In less-grand parlance, taking a few minutes to gather thoughts after a meeting, or to think back through a day to the emails you’d promised and the epiphanies you’d had, can both keep your life on track and serve as a great boost–remembering all those things that your day entailed, accomplished, and surprised you with.

Too often, I tell myself I’ll recap later, I’ll remember later, and I’ll consider it later.  You won’t be surprised to hear: I don’t.

Mostly, I don’t remember the details and nuances of the meeting or lunch, sometimes I just don’t remember anything at all.  These moments are given to us as a gift, and to devote even more time to them–just a few minutes at the end of a day–gives them honor, cements the good in our mind, and perhaps even makes us better at replying to emails and keeping our promises.

Shavasna is our body’s reflection on its hard work; our minds, hearts, and souls deserve and demand the same–in our work and in our lives.

I’m not prayed-up enough yet.

There’s this apocryphal story from the high school I attended, TCS, wherein our faithful and frightening (maybe just to me–her expectations and deadlines helped me through college, but were so intimidating as a 17-year-old) Senior English teacher, Mrs.
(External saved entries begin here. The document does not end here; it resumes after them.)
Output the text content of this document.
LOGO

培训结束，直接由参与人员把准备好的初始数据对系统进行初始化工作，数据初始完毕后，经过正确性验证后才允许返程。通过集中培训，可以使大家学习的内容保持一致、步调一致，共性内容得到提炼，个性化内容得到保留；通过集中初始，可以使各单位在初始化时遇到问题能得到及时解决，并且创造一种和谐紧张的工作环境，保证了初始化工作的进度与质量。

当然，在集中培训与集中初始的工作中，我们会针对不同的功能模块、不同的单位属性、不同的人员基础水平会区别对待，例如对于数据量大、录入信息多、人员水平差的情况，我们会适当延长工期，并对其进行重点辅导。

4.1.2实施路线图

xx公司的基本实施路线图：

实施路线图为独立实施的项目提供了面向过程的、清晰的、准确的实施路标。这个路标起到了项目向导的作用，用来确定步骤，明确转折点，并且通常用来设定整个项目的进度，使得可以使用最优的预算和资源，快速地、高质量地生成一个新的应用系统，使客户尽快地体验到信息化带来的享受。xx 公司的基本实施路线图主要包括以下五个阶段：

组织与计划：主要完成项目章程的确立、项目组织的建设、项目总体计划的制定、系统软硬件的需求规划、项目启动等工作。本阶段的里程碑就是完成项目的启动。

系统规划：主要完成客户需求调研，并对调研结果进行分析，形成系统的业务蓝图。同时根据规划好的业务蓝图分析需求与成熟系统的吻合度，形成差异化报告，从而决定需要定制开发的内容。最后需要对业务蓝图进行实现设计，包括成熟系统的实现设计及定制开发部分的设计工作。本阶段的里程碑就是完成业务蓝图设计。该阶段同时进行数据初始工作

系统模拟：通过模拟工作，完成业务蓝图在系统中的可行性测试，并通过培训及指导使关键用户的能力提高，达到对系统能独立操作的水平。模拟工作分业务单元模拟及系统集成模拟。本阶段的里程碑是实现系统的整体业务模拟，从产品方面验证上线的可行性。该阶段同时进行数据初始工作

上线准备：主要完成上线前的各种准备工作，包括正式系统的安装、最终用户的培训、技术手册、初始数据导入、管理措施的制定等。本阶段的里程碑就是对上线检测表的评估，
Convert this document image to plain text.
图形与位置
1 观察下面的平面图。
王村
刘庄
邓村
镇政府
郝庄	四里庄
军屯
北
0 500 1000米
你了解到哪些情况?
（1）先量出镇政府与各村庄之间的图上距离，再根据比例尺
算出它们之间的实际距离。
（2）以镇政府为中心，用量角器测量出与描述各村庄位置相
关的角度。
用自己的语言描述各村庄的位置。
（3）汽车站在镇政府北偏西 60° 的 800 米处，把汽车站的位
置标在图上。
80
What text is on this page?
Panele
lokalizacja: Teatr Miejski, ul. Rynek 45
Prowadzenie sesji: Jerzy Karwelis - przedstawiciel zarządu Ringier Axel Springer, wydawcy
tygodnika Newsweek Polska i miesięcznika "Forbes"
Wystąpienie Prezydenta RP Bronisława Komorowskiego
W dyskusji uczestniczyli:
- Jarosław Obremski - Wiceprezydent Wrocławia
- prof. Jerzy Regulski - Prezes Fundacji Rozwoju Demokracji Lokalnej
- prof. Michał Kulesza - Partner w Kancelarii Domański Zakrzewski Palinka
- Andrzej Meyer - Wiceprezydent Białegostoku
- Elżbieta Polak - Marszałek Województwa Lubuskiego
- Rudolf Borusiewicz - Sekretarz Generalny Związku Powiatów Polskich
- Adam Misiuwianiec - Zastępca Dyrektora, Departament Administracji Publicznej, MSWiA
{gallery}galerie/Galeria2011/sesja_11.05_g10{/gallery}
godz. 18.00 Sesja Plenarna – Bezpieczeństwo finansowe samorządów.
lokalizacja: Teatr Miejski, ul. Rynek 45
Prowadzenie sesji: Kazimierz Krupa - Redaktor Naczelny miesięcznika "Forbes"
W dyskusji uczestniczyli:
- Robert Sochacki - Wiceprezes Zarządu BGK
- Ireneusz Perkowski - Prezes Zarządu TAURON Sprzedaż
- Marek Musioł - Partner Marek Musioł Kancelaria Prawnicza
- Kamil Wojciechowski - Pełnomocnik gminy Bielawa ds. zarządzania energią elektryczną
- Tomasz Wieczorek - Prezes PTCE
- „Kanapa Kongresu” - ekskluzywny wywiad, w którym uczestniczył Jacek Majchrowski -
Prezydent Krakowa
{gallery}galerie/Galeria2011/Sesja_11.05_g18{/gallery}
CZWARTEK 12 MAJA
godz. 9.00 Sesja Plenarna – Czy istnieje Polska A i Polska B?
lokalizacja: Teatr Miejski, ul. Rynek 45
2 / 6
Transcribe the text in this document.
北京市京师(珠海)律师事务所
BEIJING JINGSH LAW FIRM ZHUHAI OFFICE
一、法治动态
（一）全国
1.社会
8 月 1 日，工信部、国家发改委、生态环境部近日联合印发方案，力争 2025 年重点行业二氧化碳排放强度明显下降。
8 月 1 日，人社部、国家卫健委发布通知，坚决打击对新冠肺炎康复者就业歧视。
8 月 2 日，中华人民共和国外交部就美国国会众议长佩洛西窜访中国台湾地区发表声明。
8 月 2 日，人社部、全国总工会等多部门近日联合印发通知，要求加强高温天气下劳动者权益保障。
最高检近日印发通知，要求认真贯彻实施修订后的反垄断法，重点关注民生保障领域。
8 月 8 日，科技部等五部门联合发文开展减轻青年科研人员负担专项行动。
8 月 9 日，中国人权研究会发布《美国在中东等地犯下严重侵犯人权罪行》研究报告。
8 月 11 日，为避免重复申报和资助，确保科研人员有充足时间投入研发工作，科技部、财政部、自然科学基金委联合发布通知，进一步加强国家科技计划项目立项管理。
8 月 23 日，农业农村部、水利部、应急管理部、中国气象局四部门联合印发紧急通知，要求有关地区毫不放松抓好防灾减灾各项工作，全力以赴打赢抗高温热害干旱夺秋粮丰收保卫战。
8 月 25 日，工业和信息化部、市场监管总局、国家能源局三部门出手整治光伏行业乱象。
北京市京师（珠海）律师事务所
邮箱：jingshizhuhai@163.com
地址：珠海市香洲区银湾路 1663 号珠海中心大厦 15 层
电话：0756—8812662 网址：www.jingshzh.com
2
Markwood, agreed to a lunchtime meeting with one of our more challenging fellow students…

According to the legend, the student darkened the classroom doorway–Mrs. Markwood’s desk being located in the opposite corner of the room–and our beloved teacher, having not quite caught her breath from the last class, exclaimed, “Oh dear… Wait there a minute–I’m not prayed up enough to meet with you yet.”  Reportedly, she returned to her desk chair, bowed her head for a solid five minutes, and then ushered the student in for their meeting.

I suspect the story was shared later that afternoon as a point of amusement on the student’s part–how could someone be so earnest as to chew up meeting time with prayer time?

Now (doesn’t that always happen when we grow up and look back?), I find myself enlisting Mrs. Markwood’s phrase–I haven’t had the courage to say it to any parishioners yet–but I have started sometimes carving out a few intentional minutes of prayer before meetings which I do not relish attending (and even meetings I *do* relish attending).

In the phrase is the admission that it is not on my own patience and strength and graciousness that I deal with people–only through power, resolve, energy that comes from somewhere else is anyone able to live and behave with patience and compassion and joy.

Prayer is truly one of the most important things I learned from my teachers at Toledo Christian; acknowledging our need for peace beyond what we can white-knuckle for ourselves, and seeking out the source of that energy, peace, patience, and joy.